My heart feels broken and far from whole these days.
I feel broken because I am a single Mom and I feel like I can never do enough or be enough for my son.
I feel broken because I am divorced. Regardless of the reason of my divorce, the divorce is a failed marriage and that leaves me feeling like I failed. I failed even when I fought to save my marriage despite his choices that in so many people's minds gave me a "right" to be divorced.
I feel broken because I am single. There are times I compare myself to my ex or other divorced friends who are now remarried or well on their way and I ask myself what is wrong with me since I am still single and alone.
I feel broken because I feel like I have no direction. I feel so far from the dreams and desires I have for my life.
My heart is holding on the label of being broken in so many different aspects.

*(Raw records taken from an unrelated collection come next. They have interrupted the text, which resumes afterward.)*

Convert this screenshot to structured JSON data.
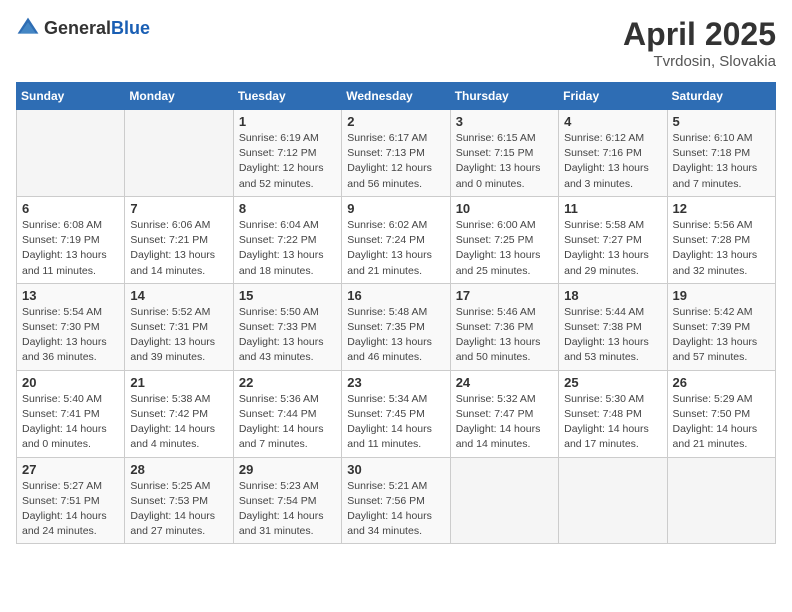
{
  "header": {
    "logo_general": "General",
    "logo_blue": "Blue",
    "title": "April 2025",
    "location": "Tvrdosin, Slovakia"
  },
  "days_of_week": [
    "Sunday",
    "Monday",
    "Tuesday",
    "Wednesday",
    "Thursday",
    "Friday",
    "Saturday"
  ],
  "weeks": [
    [
      {
        "day": "",
        "info": ""
      },
      {
        "day": "",
        "info": ""
      },
      {
        "day": "1",
        "info": "Sunrise: 6:19 AM\nSunset: 7:12 PM\nDaylight: 12 hours and 52 minutes."
      },
      {
        "day": "2",
        "info": "Sunrise: 6:17 AM\nSunset: 7:13 PM\nDaylight: 12 hours and 56 minutes."
      },
      {
        "day": "3",
        "info": "Sunrise: 6:15 AM\nSunset: 7:15 PM\nDaylight: 13 hours and 0 minutes."
      },
      {
        "day": "4",
        "info": "Sunrise: 6:12 AM\nSunset: 7:16 PM\nDaylight: 13 hours and 3 minutes."
      },
      {
        "day": "5",
        "info": "Sunrise: 6:10 AM\nSunset: 7:18 PM\nDaylight: 13 hours and 7 minutes."
      }
    ],
    [
      {
        "day": "6",
        "info": "Sunrise: 6:08 AM\nSunset: 7:19 PM\nDaylight: 13 hours and 11 minutes."
      },
      {
        "day": "7",
        "info": "Sunrise: 6:06 AM\nSunset: 7:21 PM\nDaylight: 13 hours and 14 minutes."
      },
      {
        "day": "8",
        "info": "Sunrise: 6:04 AM\nSunset: 7:22 PM\nDaylight: 13 hours and 18 minutes."
      },
      {
        "day": "9",
        "info": "Sunrise: 6:02 AM\nSunset: 7:24 PM\nDaylight: 13 hours and 21 minutes."
      },
      {
        "day": "10",
        "info": "Sunrise: 6:00 AM\nSunset: 7:25 PM\nDaylight: 13 hours and 25 minutes."
      },
      {
        "day": "11",
        "info": "Sunrise: 5:58 AM\nSunset: 7:27 PM\nDaylight: 13 hours and 29 minutes."
      },
      {
        "day": "12",
        "info": "Sunrise: 5:56 AM\nSunset: 7:28 PM\nDaylight: 13 hours and 32 minutes."
      }
    ],
    [
      {
        "day": "13",
        "info": "Sunrise: 5:54 AM\nSunset: 7:30 PM\nDaylight: 13 hours and 36 minutes."
      },
      {
        "day": "14",
        "info": "Sunrise: 5:52 AM\nSunset: 7:31 PM\nDaylight: 13 hours and 39 minutes."
      },
      {
        "day": "15",
        "info": "Sunrise: 5:50 AM\nSunset: 7:33 PM\nDaylight: 13 hours and 43 minutes."
      },
      {
        "day": "16",
        "info": "Sunrise: 5:48 AM\nSunset: 7:35 PM\nDaylight: 13 hours and 46 minutes."
      },
      {
        "day": "17",
        "info": "Sunrise: 5:46 AM\nSunset: 7:36 PM\nDaylight: 13 hours and 50 minutes."
      },
      {
        "day": "18",
        "info": "Sunrise: 5:44 AM\nSunset: 7:38 PM\nDaylight: 13 hours and 53 minutes."
      },
      {
        "day": "19",
        "info": "Sunrise: 5:42 AM\nSunset: 7:39 PM\nDaylight: 13 hours and 57 minutes."
      }
    ],
    [
      {
        "day": "20",
        "info": "Sunrise: 5:40 AM\nSunset: 7:41 PM\nDaylight: 14 hours and 0 minutes."
      },
      {
        "day": "21",
        "info": "Sunrise: 5:38 AM\nSunset: 7:42 PM\nDaylight: 14 hours and 4 minutes."
      },
      {
        "day": "22",
        "info": "Sunrise: 5:36 AM\nSunset: 7:44 PM\nDaylight: 14 hours and 7 minutes."
      },
      {
        "day": "23",
        "info": "Sunrise: 5:34 AM\nSunset: 7:45 PM\nDaylight: 14 hours and 11 minutes."
      },
      {
        "day": "24",
        "info": "Sunrise: 5:32 AM\nSunset: 7:47 PM\nDaylight: 14 hours and 14 minutes."
      },
      {
        "day": "25",
        "info": "Sunrise: 5:30 AM\nSunset: 7:48 PM\nDaylight: 14 hours and 17 minutes."
      },
      {
        "day": "26",
        "info": "Sunrise: 5:29 AM\nSunset: 7:50 PM\nDaylight: 14 hours and 21 minutes."
      }
    ],
    [
      {
        "day": "27",
        "info": "Sunrise: 5:27 AM\nSunset: 7:51 PM\nDaylight: 14 hours and 24 minutes."
      },
      {
        "day": "28",
        "info": "Sunrise: 5:25 AM\nSunset: 7:53 PM\nDaylight: 14 hours and 27 minutes."
      },
      {
        "day": "29",
        "info": "Sunrise: 5:23 AM\nSunset: 7:54 PM\nDaylight: 14 hours and 31 minutes."
      },
      {
        "day": "30",
        "info": "Sunrise: 5:21 AM\nSunset: 7:56 PM\nDaylight: 14 hours and 34 minutes."
      },
      {
        "day": "",
        "info": ""
      },
      {
        "day": "",
        "info": ""
      },
      {
        "day": "",
        "info": ""
      }
    ]
  ]
}
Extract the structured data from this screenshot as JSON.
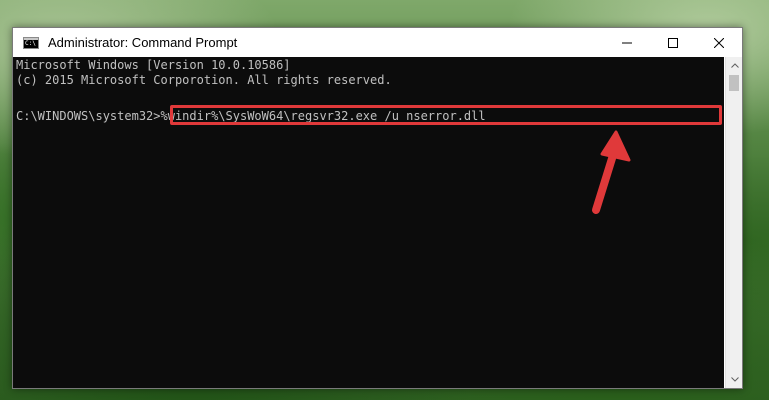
{
  "window": {
    "title": "Administrator: Command Prompt",
    "icon": "command-prompt-icon",
    "icon_text": "C:\\"
  },
  "caption_buttons": {
    "minimize_icon": "minimize-icon",
    "maximize_icon": "maximize-icon",
    "close_icon": "close-icon"
  },
  "console": {
    "line1": "Microsoft Windows [Version 10.0.10586]",
    "line2": "(c) 2015 Microsoft Corporotion. All rights reserved.",
    "prompt": "C:\\WINDOWS\\system32>",
    "command": "%windir%\\SysWoW64\\regsvr32.exe /u nserror.dll"
  },
  "annotation": {
    "highlight_color": "#e0393a",
    "arrow_color": "#e0393a"
  },
  "colors": {
    "console_bg": "#0c0c0c",
    "console_text": "#c0c0c0"
  }
}
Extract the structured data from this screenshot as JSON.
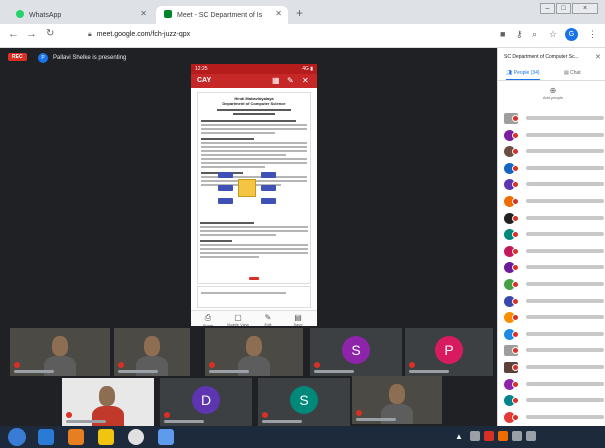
{
  "browser": {
    "tabs": [
      {
        "title": "WhatsApp",
        "favicon_color": "#25d366"
      },
      {
        "title": "Meet - SC Department of Is",
        "favicon_color": "#00832d",
        "active": true
      }
    ],
    "new_tab": "+",
    "url": "meet.google.com/fch-juzz-qpx",
    "window_controls": [
      "–",
      "□",
      "×"
    ]
  },
  "meet": {
    "recording_badge": "REC",
    "presenter_initial": "P",
    "presenting_text": "Pallavi Shelke is presenting"
  },
  "phone": {
    "status": "12:25",
    "status_right": "4G ▮",
    "app_title": "CAY",
    "doc_title_lines": [
      "Hindi Mahavidyalaya",
      "Department of Computer Science"
    ],
    "bottom_items": [
      "Share",
      "Mobile View",
      "Edit",
      "Save"
    ]
  },
  "panel": {
    "title": "SC Department of Computer Sc...",
    "tabs": {
      "people": "People (34)",
      "chat": "Chat"
    },
    "add_label": "Add people",
    "participants": [
      {
        "initial": "",
        "color": "#9e9e9e",
        "photo": true
      },
      {
        "initial": "",
        "color": "#7b1fa2"
      },
      {
        "initial": "",
        "color": "#6d4c41"
      },
      {
        "initial": "",
        "color": "#1565c0"
      },
      {
        "initial": "",
        "color": "#5e35b1"
      },
      {
        "initial": "",
        "color": "#ef6c00"
      },
      {
        "initial": "",
        "color": "#212121"
      },
      {
        "initial": "",
        "color": "#00897b"
      },
      {
        "initial": "",
        "color": "#c2185b"
      },
      {
        "initial": "",
        "color": "#6a1b9a"
      },
      {
        "initial": "",
        "color": "#43a047"
      },
      {
        "initial": "",
        "color": "#3949ab"
      },
      {
        "initial": "",
        "color": "#fb8c00"
      },
      {
        "initial": "",
        "color": "#1e88e5"
      },
      {
        "initial": "",
        "color": "#9e9e9e",
        "photo": true
      },
      {
        "initial": "",
        "color": "#5d4037",
        "photo": true
      },
      {
        "initial": "",
        "color": "#8e24aa"
      },
      {
        "initial": "",
        "color": "#00838f"
      },
      {
        "initial": "",
        "color": "#e53935"
      },
      {
        "initial": "",
        "color": "#546e7a"
      }
    ]
  },
  "tiles": [
    {
      "kind": "video",
      "name": ""
    },
    {
      "kind": "video",
      "name": ""
    },
    {
      "kind": "video",
      "name": ""
    },
    {
      "kind": "avatar",
      "initial": "S",
      "color": "#8e24aa",
      "name": ""
    },
    {
      "kind": "avatar",
      "initial": "P",
      "color": "#d81b60",
      "name": ""
    },
    {
      "kind": "photo",
      "name": ""
    },
    {
      "kind": "avatar",
      "initial": "D",
      "color": "#5e35b1",
      "name": ""
    },
    {
      "kind": "avatar",
      "initial": "S",
      "color": "#00897b",
      "name": ""
    },
    {
      "kind": "video",
      "name": ""
    }
  ],
  "taskbar": {
    "apps": [
      {
        "name": "ie-icon",
        "color": "#2b7bd6"
      },
      {
        "name": "media-player-icon",
        "color": "#e67e22"
      },
      {
        "name": "file-explorer-icon",
        "color": "#f1c40f"
      },
      {
        "name": "chrome-icon",
        "color": "#e0e0e0"
      },
      {
        "name": "screenshot-tool-icon",
        "color": "#5d9cec"
      }
    ],
    "time": "",
    "date": ""
  }
}
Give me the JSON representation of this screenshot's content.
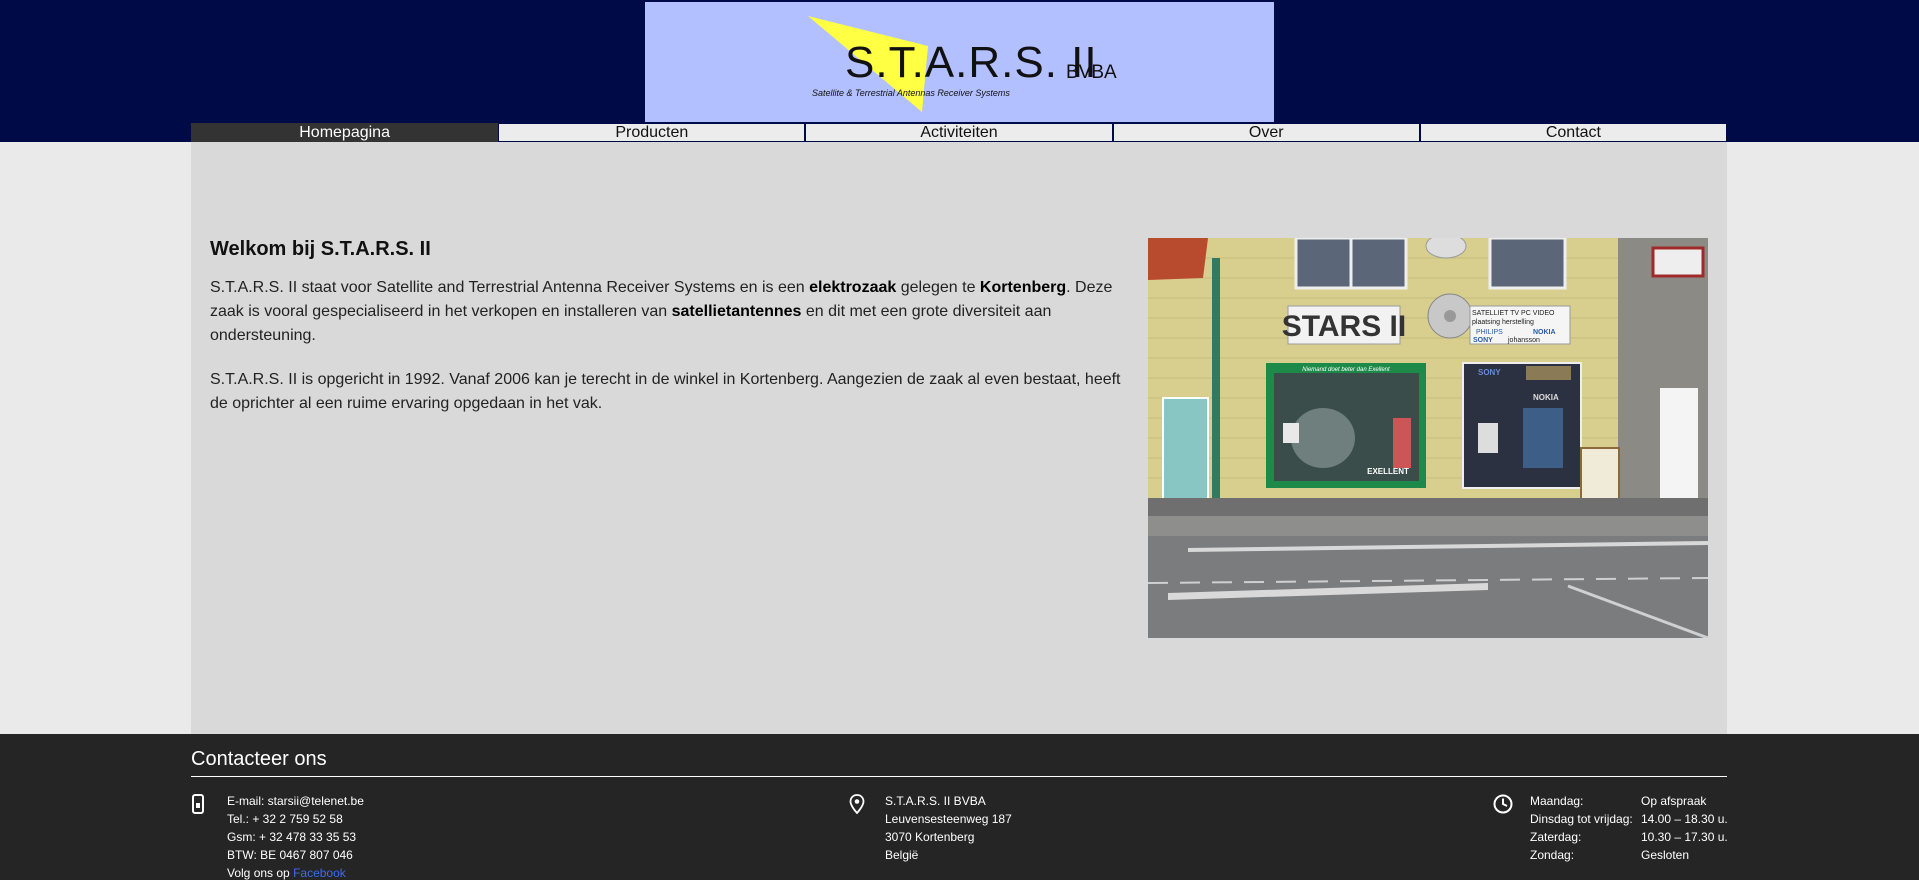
{
  "logo": {
    "title": "S.T.A.R.S. II",
    "suffix": "BVBA",
    "subtitle": "Satellite & Terrestrial Antennas Receiver Systems"
  },
  "nav": {
    "items": [
      {
        "label": "Homepagina"
      },
      {
        "label": "Producten"
      },
      {
        "label": "Activiteiten"
      },
      {
        "label": "Over"
      },
      {
        "label": "Contact"
      }
    ]
  },
  "main": {
    "heading": "Welkom bij S.T.A.R.S. II",
    "p1": {
      "t1": "S.T.A.R.S. II staat voor Satellite and Terrestrial Antenna Receiver Systems en is een ",
      "b1": "elektrozaak",
      "t2": " gelegen te ",
      "b2": "Kortenberg",
      "t3": ". Deze zaak is vooral gespecialiseerd in het verkopen en installeren van ",
      "b3": "satellietantennes",
      "t4": " en dit met een grote diversiteit aan ondersteuning."
    },
    "p2": "S.T.A.R.S. II is opgericht in 1992. Vanaf 2006 kan je terecht in de winkel in Kortenberg. Aangezien de zaak al even bestaat, heeft de oprichter al een ruime ervaring opgedaan in het vak.",
    "photo": {
      "sign": "STARS II",
      "window_slogan": "Niemand doet beter dan Exellent",
      "window_brand": "EXELLENT",
      "services_line1": "SATELLIET  TV  PC  VIDEO",
      "services_line2": "plaatsing   herstelling",
      "brand_philips": "PHILIPS",
      "brand_nokia": "NOKIA",
      "brand_sony": "SONY",
      "brand_johansson": "johansson"
    }
  },
  "footer": {
    "title": "Contacteer ons",
    "contact": {
      "email": "E-mail: starsii@telenet.be",
      "tel": "Tel.: + 32 2 759 52 58",
      "gsm": "Gsm: + 32 478 33 35 53",
      "btw": "BTW: BE 0467 807 046",
      "follow_prefix": "Volg ons op ",
      "facebook": "Facebook"
    },
    "address": {
      "name": "S.T.A.R.S. II BVBA",
      "street": "Leuvensesteenweg 187",
      "city": "3070 Kortenberg",
      "country": "België"
    },
    "hours": [
      {
        "day": "Maandag:",
        "time": "Op afspraak"
      },
      {
        "day": "Dinsdag tot vrijdag:",
        "time": "14.00 – 18.30 u."
      },
      {
        "day": "Zaterdag:",
        "time": "10.30 – 17.30 u."
      },
      {
        "day": "Zondag:",
        "time": "Gesloten"
      }
    ]
  },
  "colors": {
    "header_bg": "#000a47",
    "logo_bg": "#b3c0ff",
    "logo_triangle": "#ffff44",
    "nav_active_bg": "#333333",
    "main_bg": "#d9d9d9",
    "footer_bg": "#252525",
    "link": "#3c6cf0"
  },
  "icons": {
    "contact": "mobile-phone-icon",
    "address": "map-pin-icon",
    "hours": "clock-icon"
  }
}
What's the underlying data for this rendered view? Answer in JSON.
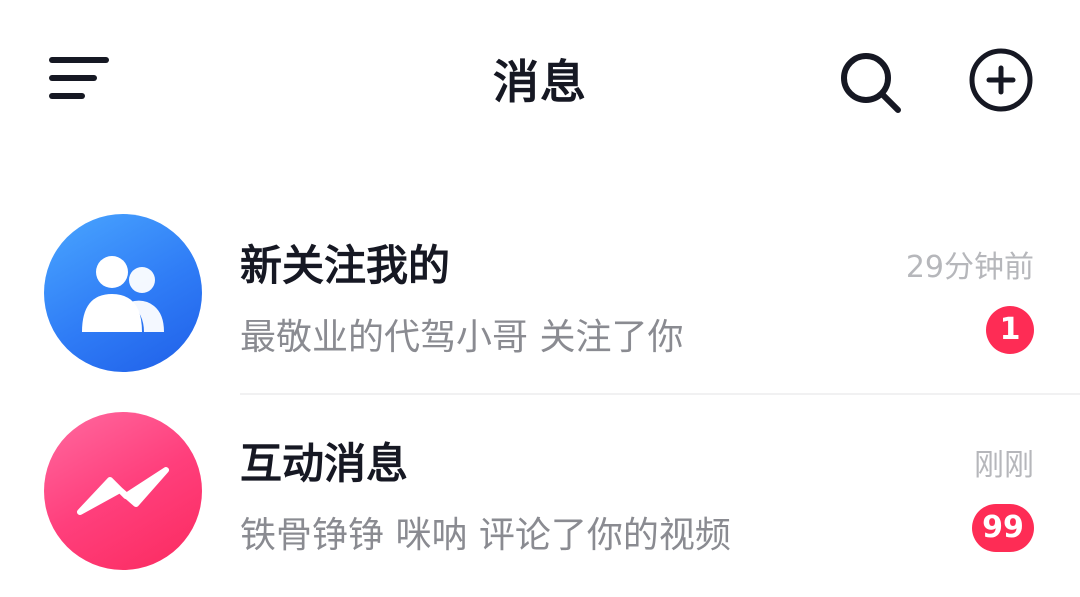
{
  "header": {
    "title": "消息",
    "menu_icon": "menu-lines-icon",
    "search_icon": "search-icon",
    "add_icon": "plus-circle-icon"
  },
  "messages": [
    {
      "title": "新关注我的",
      "subtitle": "最敬业的代驾小哥 关注了你",
      "time": "29分钟前",
      "badge": "1",
      "icon": "users-icon",
      "color": "#2f7cf6"
    },
    {
      "title": "互动消息",
      "subtitle": "铁骨铮铮 咪呐 评论了你的视频",
      "time": "刚刚",
      "badge": "99",
      "icon": "lightning-icon",
      "color": "#fe2c55"
    }
  ],
  "colors": {
    "title_text": "#161823",
    "subtitle_text": "#8a8b91",
    "time_text": "#b6b7bb",
    "badge": "#fe2c55"
  }
}
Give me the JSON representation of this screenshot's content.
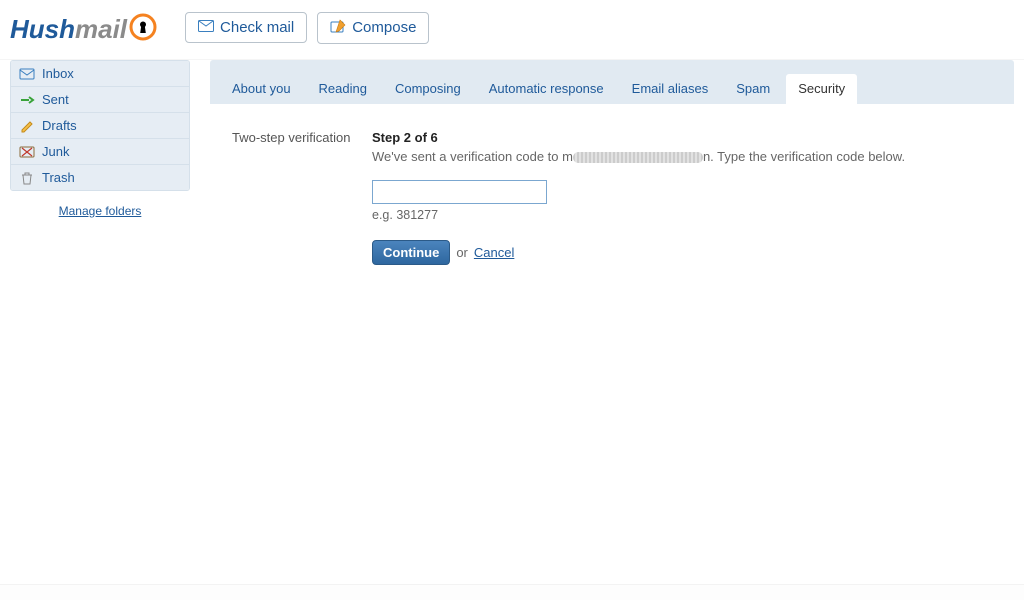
{
  "header": {
    "brand_part1": "Hush",
    "brand_part2": "mail",
    "check_mail": "Check mail",
    "compose": "Compose"
  },
  "sidebar": {
    "folders": [
      {
        "label": "Inbox",
        "icon": "inbox-icon"
      },
      {
        "label": "Sent",
        "icon": "sent-icon"
      },
      {
        "label": "Drafts",
        "icon": "drafts-icon"
      },
      {
        "label": "Junk",
        "icon": "junk-icon"
      },
      {
        "label": "Trash",
        "icon": "trash-icon"
      }
    ],
    "manage_label": "Manage folders"
  },
  "tabs": [
    {
      "label": "About you",
      "active": false
    },
    {
      "label": "Reading",
      "active": false
    },
    {
      "label": "Composing",
      "active": false
    },
    {
      "label": "Automatic response",
      "active": false
    },
    {
      "label": "Email aliases",
      "active": false
    },
    {
      "label": "Spam",
      "active": false
    },
    {
      "label": "Security",
      "active": true
    }
  ],
  "panel": {
    "row_label": "Two-step verification",
    "step_title": "Step 2 of 6",
    "msg_prefix": "We've sent a verification code to m",
    "msg_suffix": "n. Type the verification code below.",
    "input_value": "",
    "example": "e.g. 381277",
    "continue": "Continue",
    "or": "or",
    "cancel": "Cancel"
  }
}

#2 Where does God want my heart to be?
God wants me to stop putting these labels on myself.
God wants me to be proud of the strength He has given me to be all that I can be for my son and to lean on Him when I am weary.
God wants me to remember that He has forgiven me for any mistakes I made in my marriage and to embrace the changes He brought in me as I traveled the journey of divorce.
God wants me to remember I am never alone and He is all I need, to remember that He loves me for me. And He wants to remind me that He is in control. He knows every desire of my heart and I need to put my hope in Him and trust that things will fall into place in His time and His way. God wants me to see that I am not broken and to let go of that label.
It's a lot to think about and in so many ways its a whole new logic for me. It wasn't until today that I realized I too often am the one giving myself the broken label. I have been blaming others for labeling me that way or making me feel that way. Reality check! Even if they do think that, its up to me to allow that to define what I think of myself or not. And I don't want to be broken anymore.

Friday, September 30, 2011

Kaden Luis,
Words cannot even describe how much joy you bring to my life! I have been so amazed the past few weeks at how grown up you are becoming. You are such a polite little boy, always saying please and thank you and when I call your name you say "yes, Mom". You are so loving! You always give me hugs and kisses and when you lay in bed with me you almost always either rub my arm or play with my hair. You are a huge helper bee. You used your Tonka trucks to help me weed the other day and tonight you helped me pick up sticks from the big wind storm. These days you love pretending to be a monster so you can scare people. You are also gaining quite the imagination. Just the other day you started chasing me with my belt telling me it was a snake. Tonight as we were leaving daycare I asked you to give me your craft so it wouldn't blow away. Two seconds later you yelled "Mom!" I turned around and asked you what you needed and your response was "hold me, I'm going to blow away!" Oh Kaden! We stopped at my work on the way home and you got to meet a police man. Just before bed you found the top of a contact case which just so happened to be blue so you placed it on your head and said "Look Mom, I'm a policeman!" You my little sunshine make me smile everyday! You melt my heart with the way you love me. I am so blessed to be your Mommy! Some days I wish I could slow down the clock and keep you little but I am also realizing what a blessing it is to watch you grow.
I love you yesterday, today, tomorrow. I always have and I always will!